Undergraduate Program Learning Objectives*



1. MICROECONOMIC THEORY.  Students should be able to define, describe and illustrate microeconomic concepts, using verbal, written, graphical and mathematical expression, in three microeconomic “hallmark” areas: Incentives (the law of demand, law of supply, rational decision making on the margin), Opportunity Costs (sunk costs, production possibilities, gains from interpersonal & international trade, comparative advantage) and Supply and Demand (movement versus shift, welfare analysis, understanding the S&D model as a representation of individual choices in exchange,) and also be able to examine, assess and criticize policies, projects and other current events, using core microeconomic theory, through the Intermediate level.

Assessment: Analysis of student answers to multiple choice and essay problems.

2. MACROECONOMICS THEORY  Students should be able to define, describe and illustrate macroeconomic concepts, using verbal, written, graphical and mathematical expression, in three macroeconomic “hallmark” areas: Comparative Advantage (specialization and the gains from trade; globalization), Macroeconomic Measures (real versus nominal calculations; components and concept of GDP; components and concept of unemployment figures; calculation of inflation), Macroeconomic Models (circular flow; monetary and fiscal policy; the market for loanable funds & interest rate determination; the demand and supply of money & price level determination) and also be able to examine, assess and criticize policies, projects and other current events, using core macroeconomic theory, through the Intermediate level.

Assessment: Analysis of student answers to multiple choice and essay problems.

3. RESEARCH METHODS   Students should be able to describe the contours of, and differences and similarities between, qualitative and quantitative economic research methodologies, including the case study, historical narrative, applied econometric, and policy analysis methods, and to produce an original economic study using an economics methodology. 

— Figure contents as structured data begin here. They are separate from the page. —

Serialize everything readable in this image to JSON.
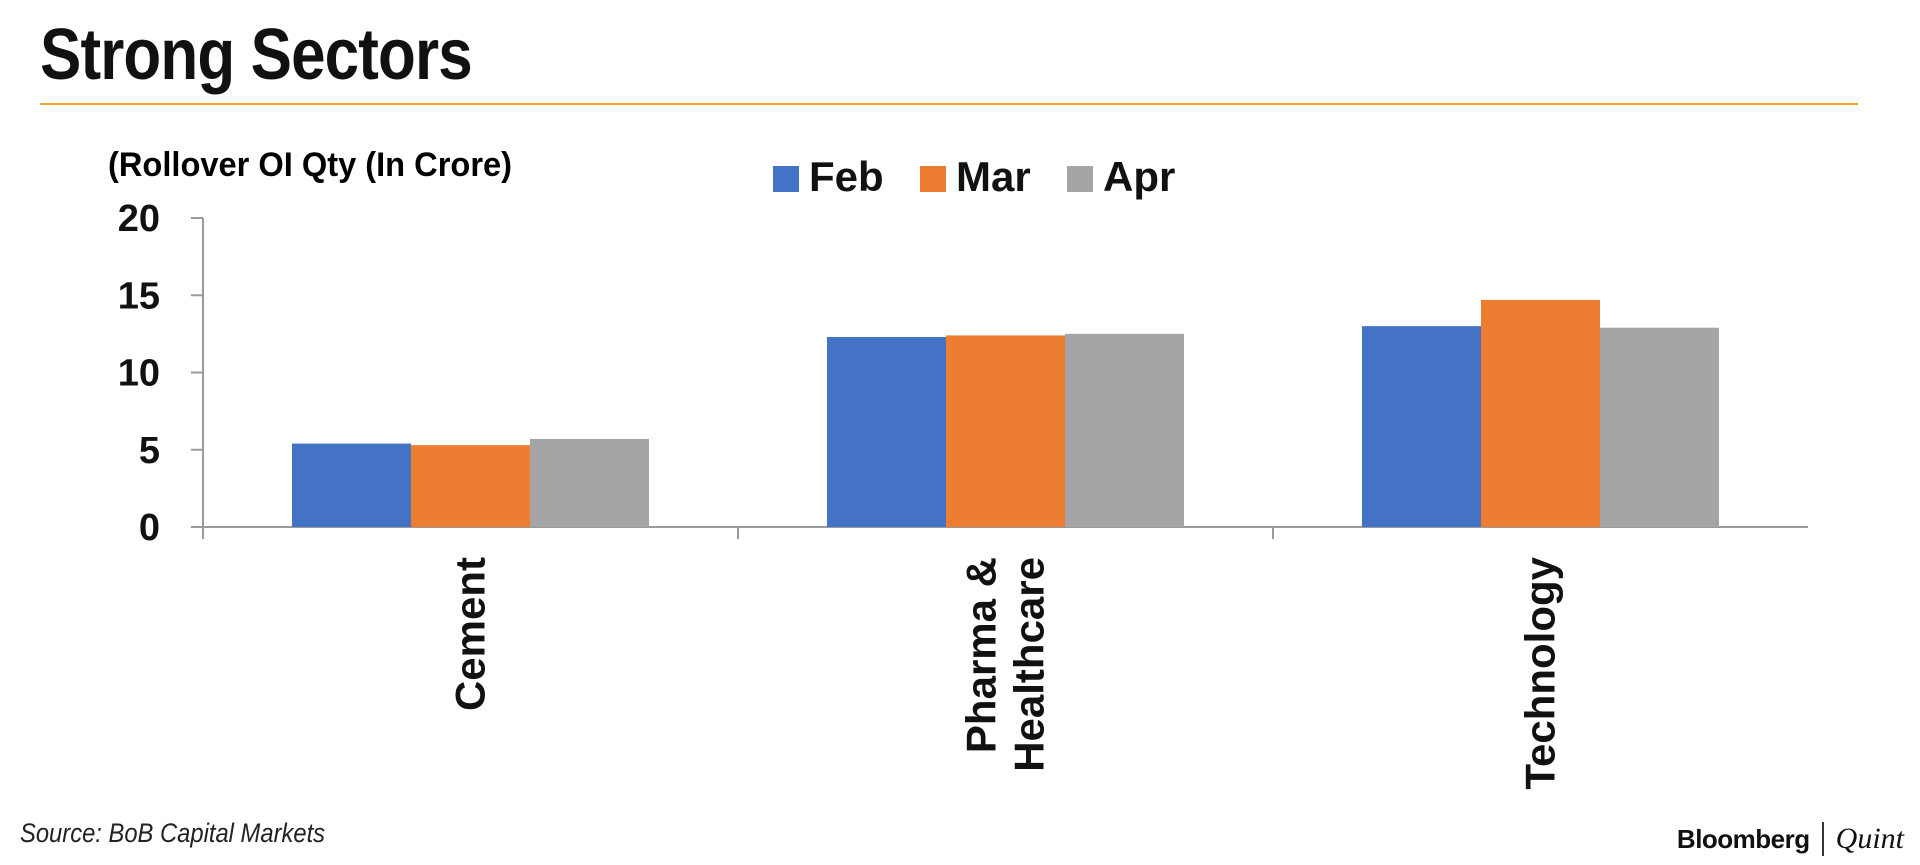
{
  "header": {
    "title": "Strong Sectors"
  },
  "footer": {
    "source": "Source: BoB Capital Markets",
    "brand": "Bloomberg",
    "brand_sub": "Quint"
  },
  "colors": {
    "accent_rule": "#f0a030"
  },
  "chart_data": {
    "type": "bar",
    "ylabel": "(Rollover OI Qty (In Crore)",
    "categories": [
      [
        "Cement"
      ],
      [
        "Pharma &",
        "Healthcare"
      ],
      [
        "Technology"
      ]
    ],
    "series": [
      {
        "name": "Feb",
        "color": "#4472c4",
        "values": [
          5.4,
          12.3,
          13.0
        ]
      },
      {
        "name": "Mar",
        "color": "#ed7d31",
        "values": [
          5.3,
          12.4,
          14.7
        ]
      },
      {
        "name": "Apr",
        "color": "#a5a5a5",
        "values": [
          5.7,
          12.5,
          12.9
        ]
      }
    ],
    "ylim": [
      0,
      20
    ],
    "yticks": [
      "0",
      "5",
      "10",
      "15",
      "20"
    ],
    "legend_position": "top-center",
    "grid": false
  }
}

Assessment: analysis of student attempt to use an economics research methodology to answer a economic problem in a term paper or other research report.

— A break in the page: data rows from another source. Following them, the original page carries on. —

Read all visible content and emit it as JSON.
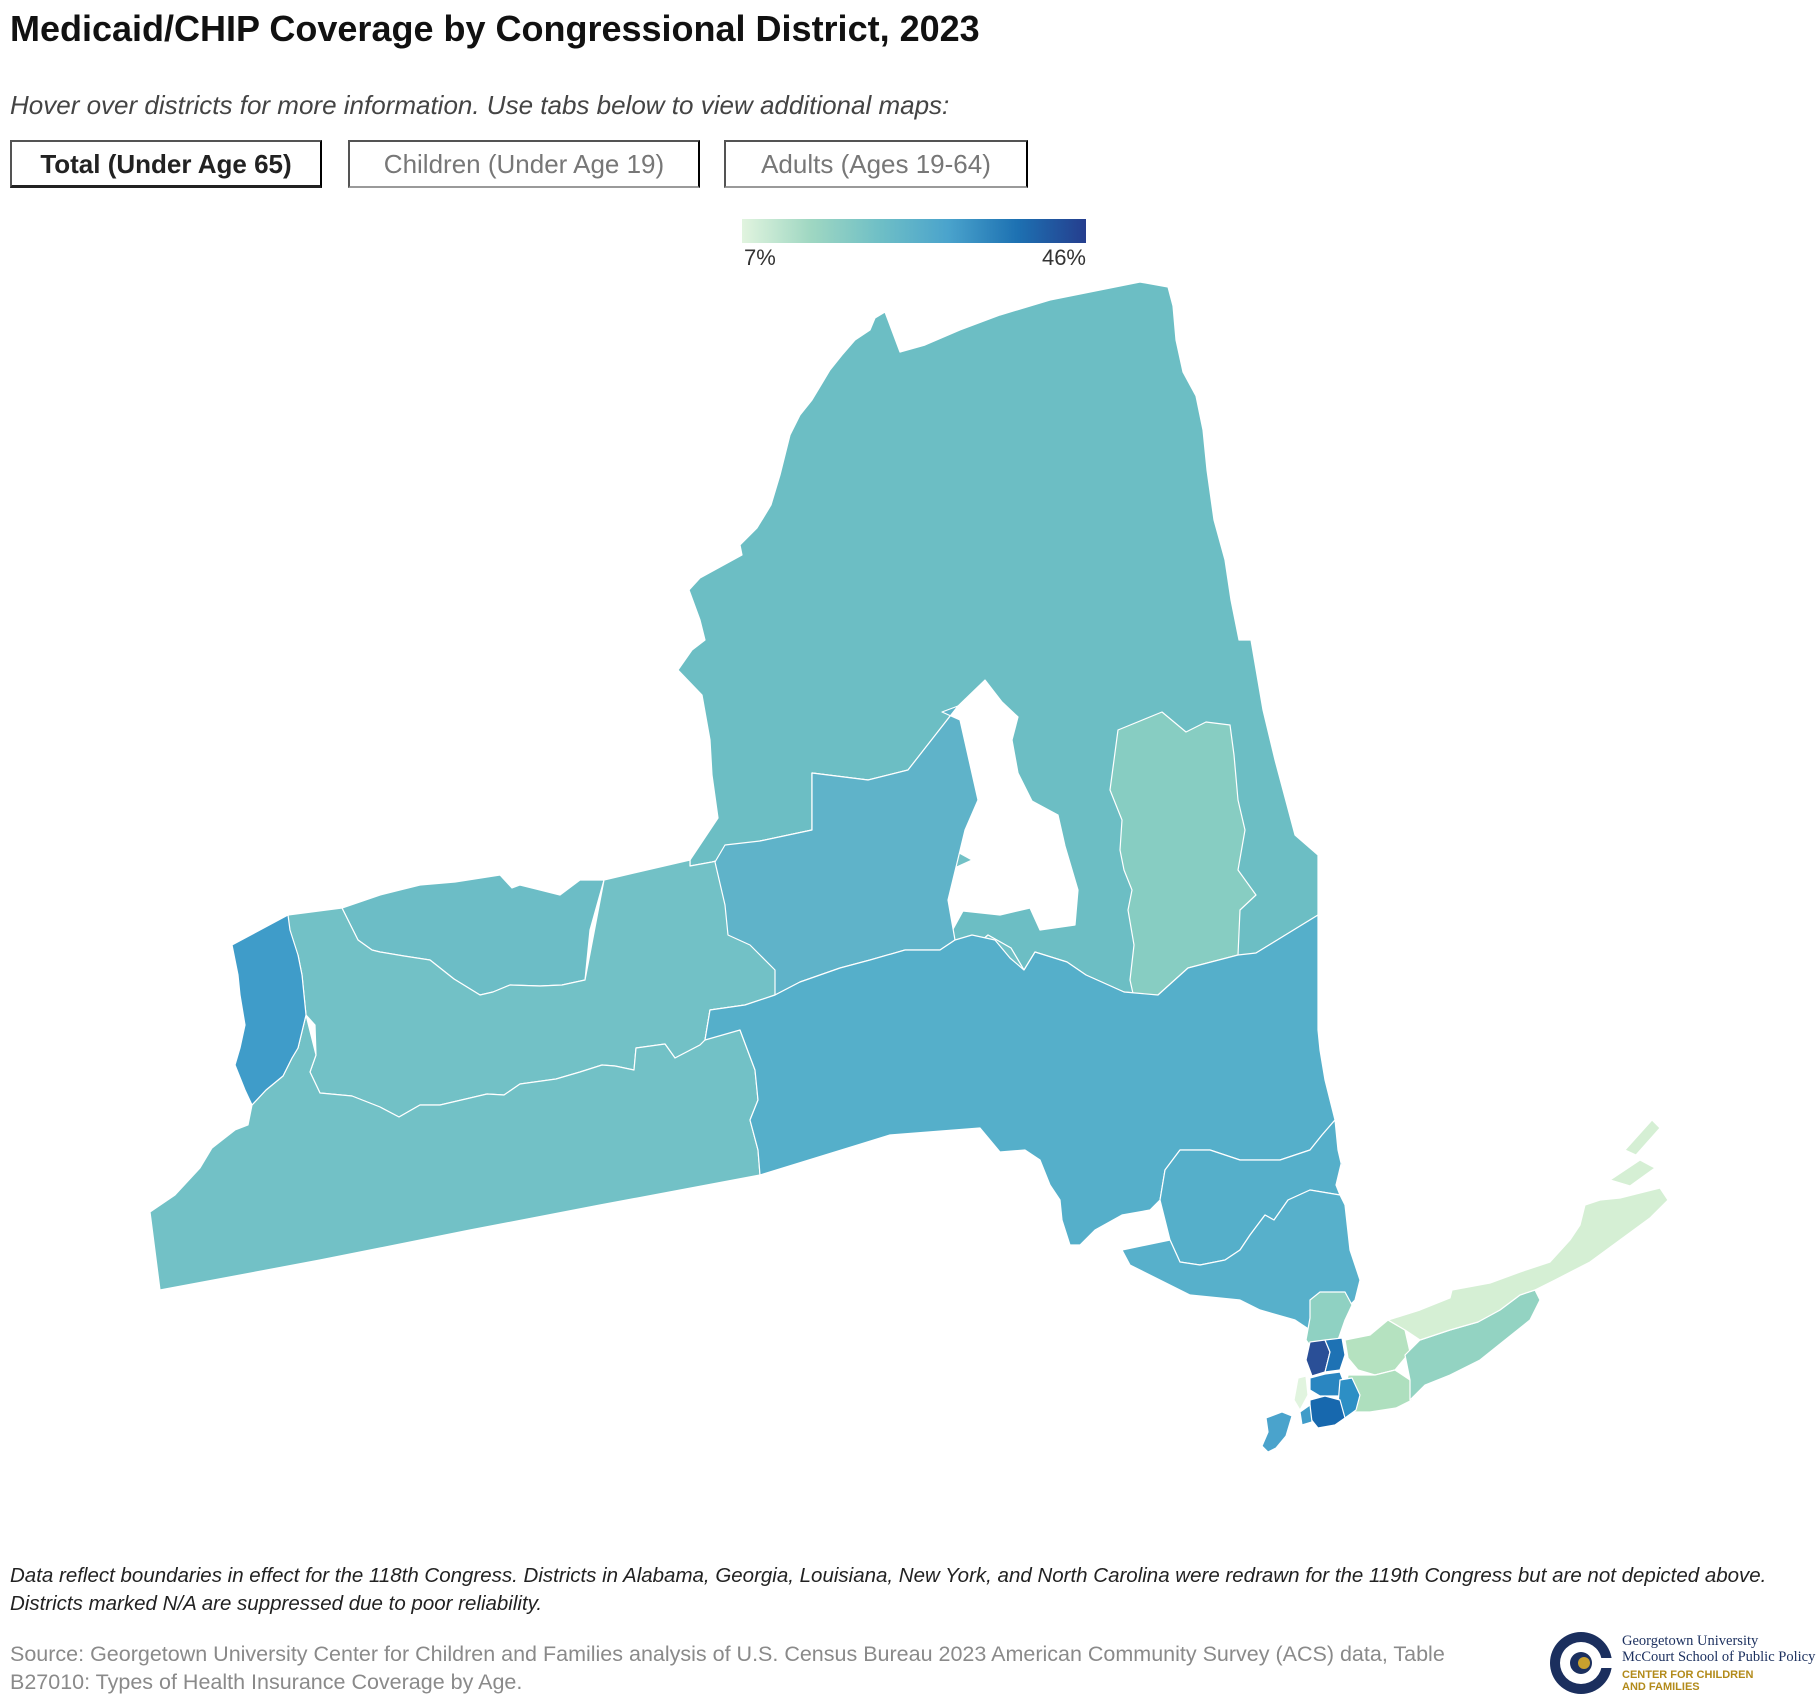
{
  "header": {
    "title": "Medicaid/CHIP Coverage by Congressional District, 2023",
    "subtitle": "Hover over districts for more information. Use tabs below to view additional maps:"
  },
  "tabs": [
    {
      "label": "Total (Under Age 65)",
      "active": true
    },
    {
      "label": "Children (Under Age 19)",
      "active": false
    },
    {
      "label": "Adults (Ages 19-64)",
      "active": false
    }
  ],
  "legend": {
    "min_label": "7%",
    "max_label": "46%",
    "colors": [
      "#e1f4df",
      "#9fd7c2",
      "#6fbfc6",
      "#4aa3cc",
      "#1d71b2",
      "#253e8e"
    ]
  },
  "map": {
    "region": "New York",
    "district_colors": {
      "north_country": "#6cbec4",
      "western_ny": "#72c1c6",
      "rochester": "#6cbdc6",
      "niagara": "#72c1c6",
      "buffalo": "#3f9cc9",
      "central_ny": "#5fb3c9",
      "southern_tier": "#55afca",
      "capital_region": "#87cdc2",
      "hudson_valley": "#55afca",
      "lower_hudson": "#57b0cb",
      "westchester": "#8fd1c2",
      "nassau_north": "#b5e2c0",
      "nassau_south": "#aedfbe",
      "suffolk_central": "#93d3c2",
      "suffolk_east": "#d5efd4",
      "bronx": "#2a4f97",
      "bronx_upper": "#1e72b4",
      "manhattan_upper": "#2a86c1",
      "manhattan": "#e1f4df",
      "queens": "#2d8fc5",
      "brooklyn": "#1768ae",
      "brooklyn_central": "#3f9cc9",
      "staten_island": "#4aa3cc"
    }
  },
  "footer": {
    "note": "Data reflect boundaries in effect for the 118th Congress. Districts in Alabama, Georgia, Louisiana, New York, and North Carolina were redrawn for the 119th Congress but are not depicted above. Districts marked N/A are suppressed due to poor reliability.",
    "source": "Source: Georgetown University Center for Children and Families analysis of U.S. Census Bureau 2023 American Community Survey (ACS) data, Table B27010: Types of Health Insurance Coverage by Age.",
    "logo": {
      "line1": "Georgetown University",
      "line2": "McCourt School of Public Policy",
      "line3": "CENTER FOR CHILDREN",
      "line4": "AND FAMILIES"
    }
  }
}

4. SPECIALIST AREAS.  The Economics Department emphasizes four Specialist Areas:

a. History / Development
b. International / Finance
c. Policy Economics
d. Quantitative Methods

Student should be able to define, describe and illustrate intermediate theoretical concepts, using verbal, written, graphical and mathematical expression, important to one or more of these areas, to discuss one or more research methods common to a specialist area, and to produce an original economic study using an economics methodology from the specialist area.

Assessment: analysis of exams or term papers where students describe an aspect of a specialist area within economics, for example by being able to describe the historical development of thought in the field, relevant microeconomic and macroeconomic theory, and important examples of the use of research methods to answer a question of interest to the specialist area.

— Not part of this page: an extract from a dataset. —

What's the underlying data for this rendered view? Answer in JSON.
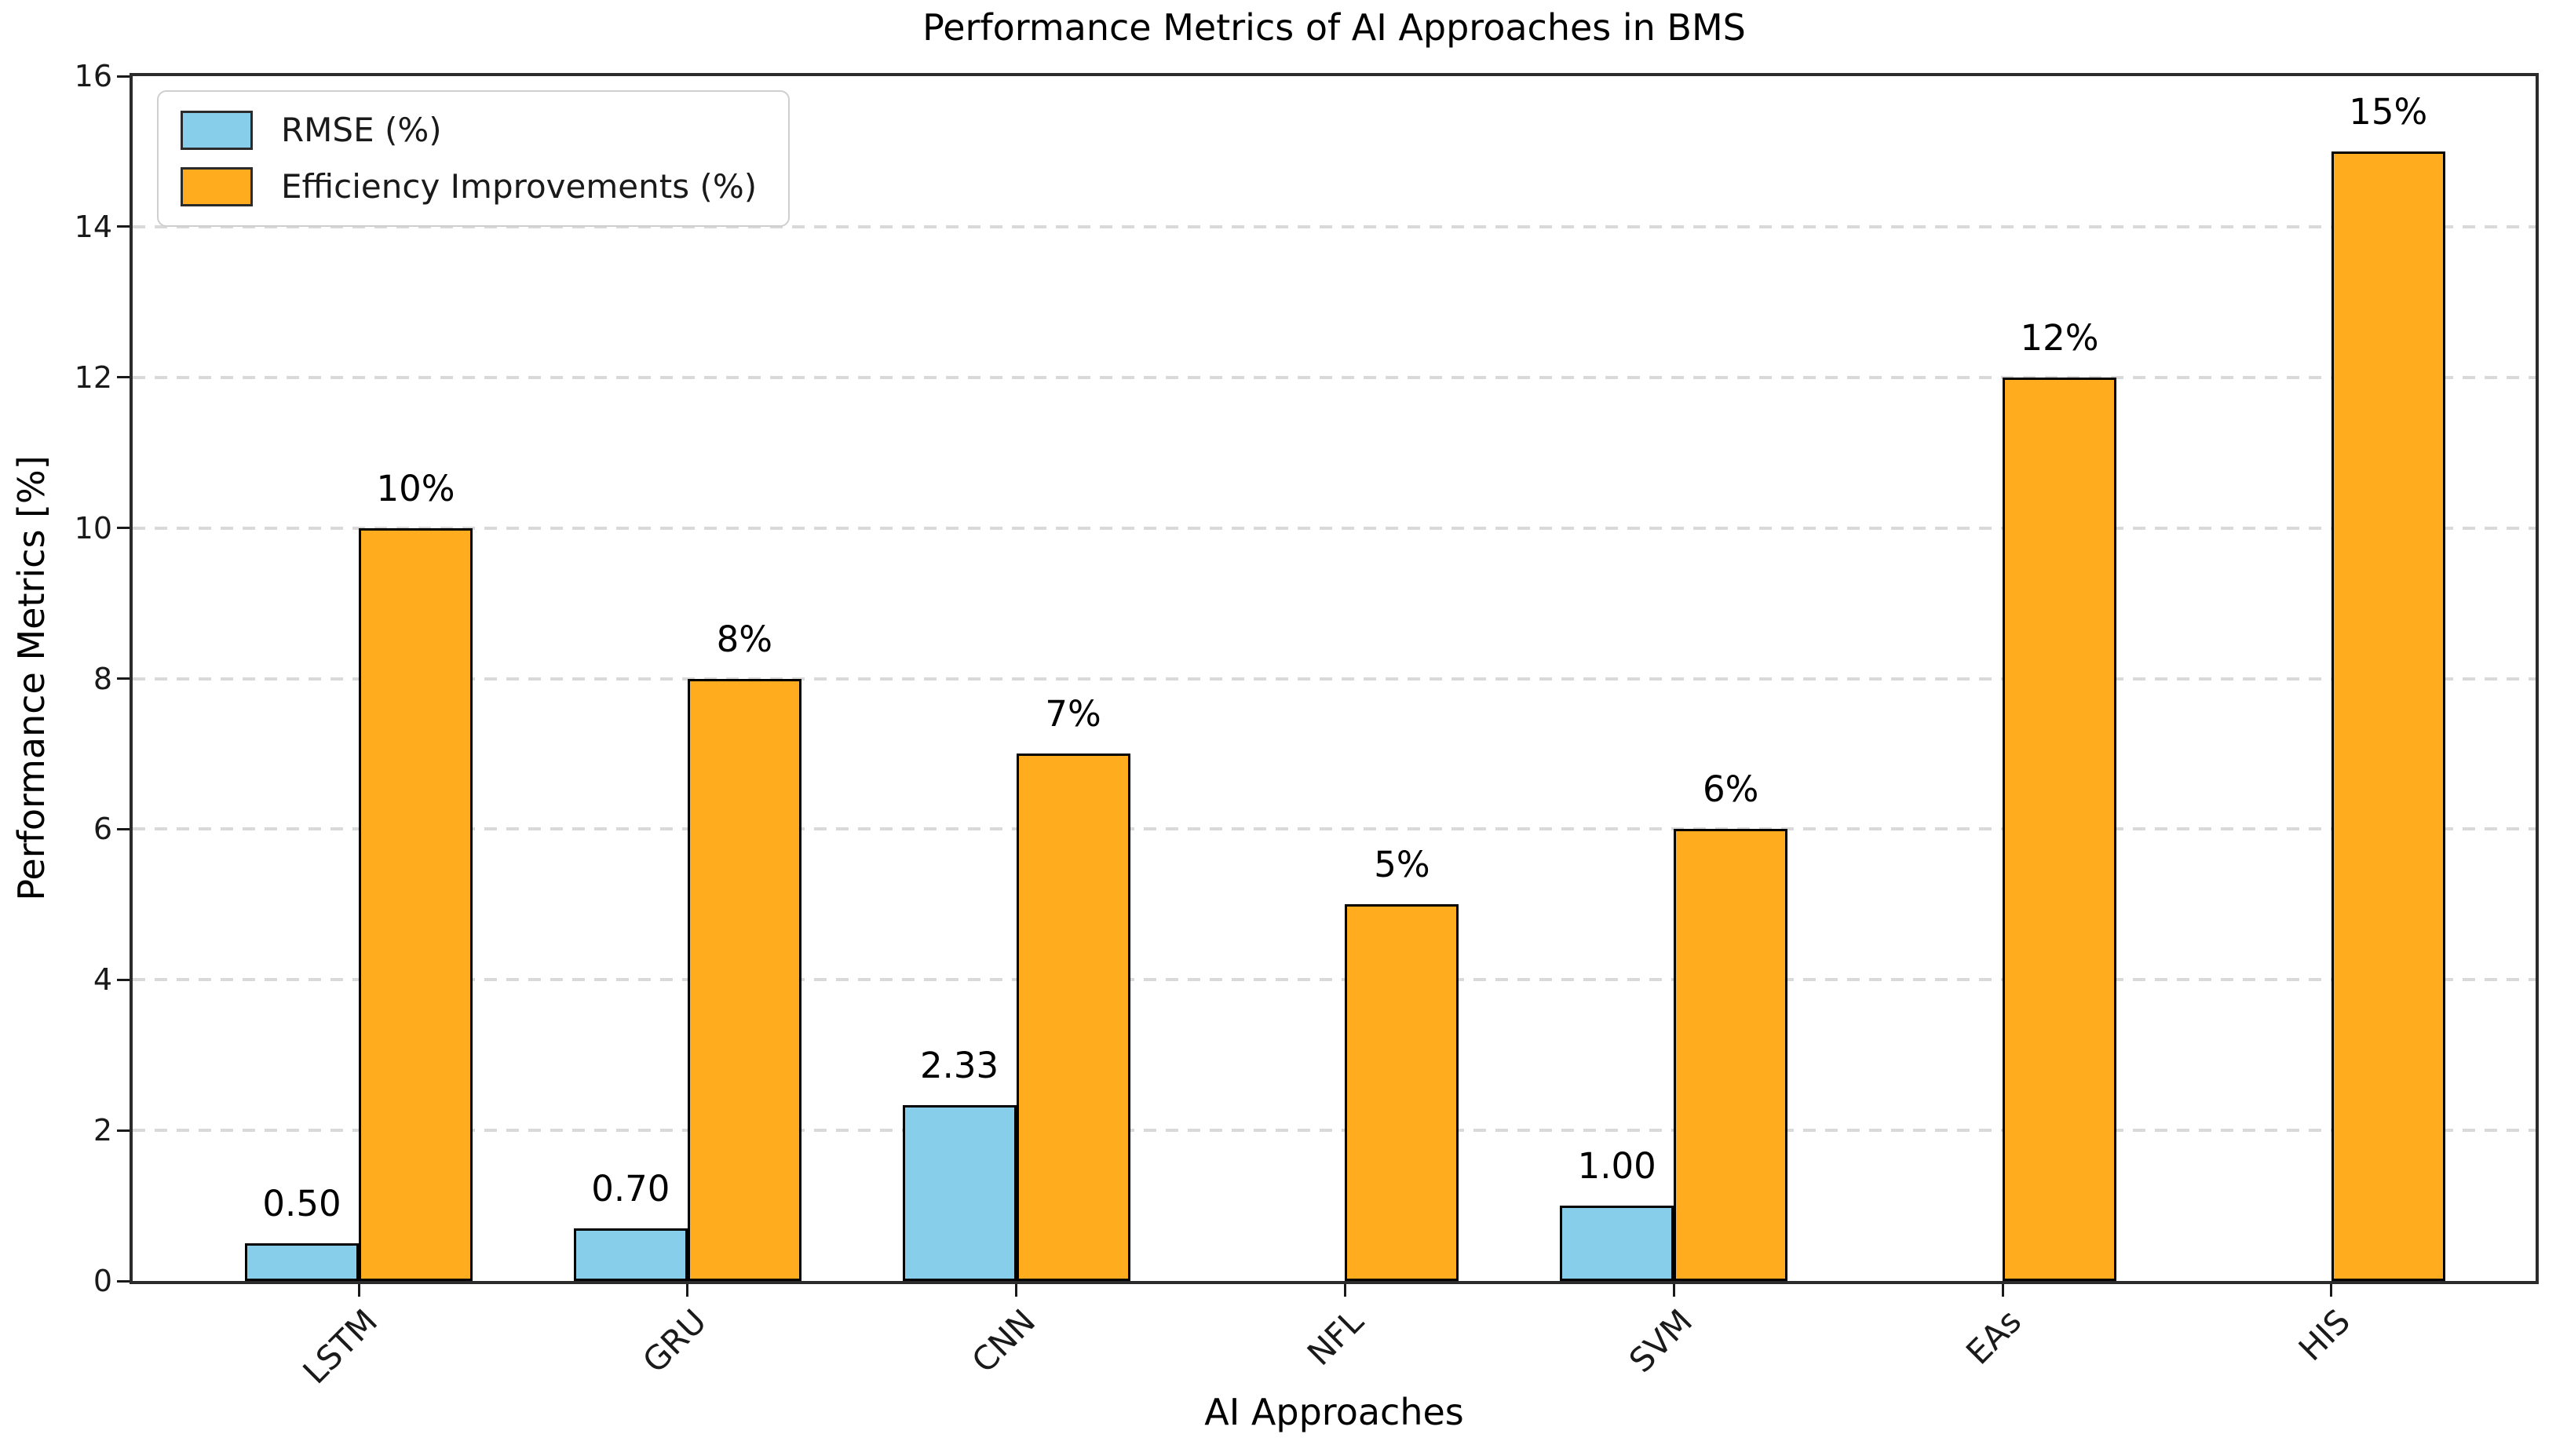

5. COMMUNICATION  Students will be able to describe and explain conclusions, recommendations, and implications from theory and methods of micro and macro theory, and specialist areas of economics, using written, spoken and other forms of communication.

Assessment:  Economics communication will be evidenced by successful term papers, research presentations, debate performances, and other communication outlets.   

 


* The B.A. and B.S. program share a common set of PLOs, but the B.S. program emphasizes PLO 4d.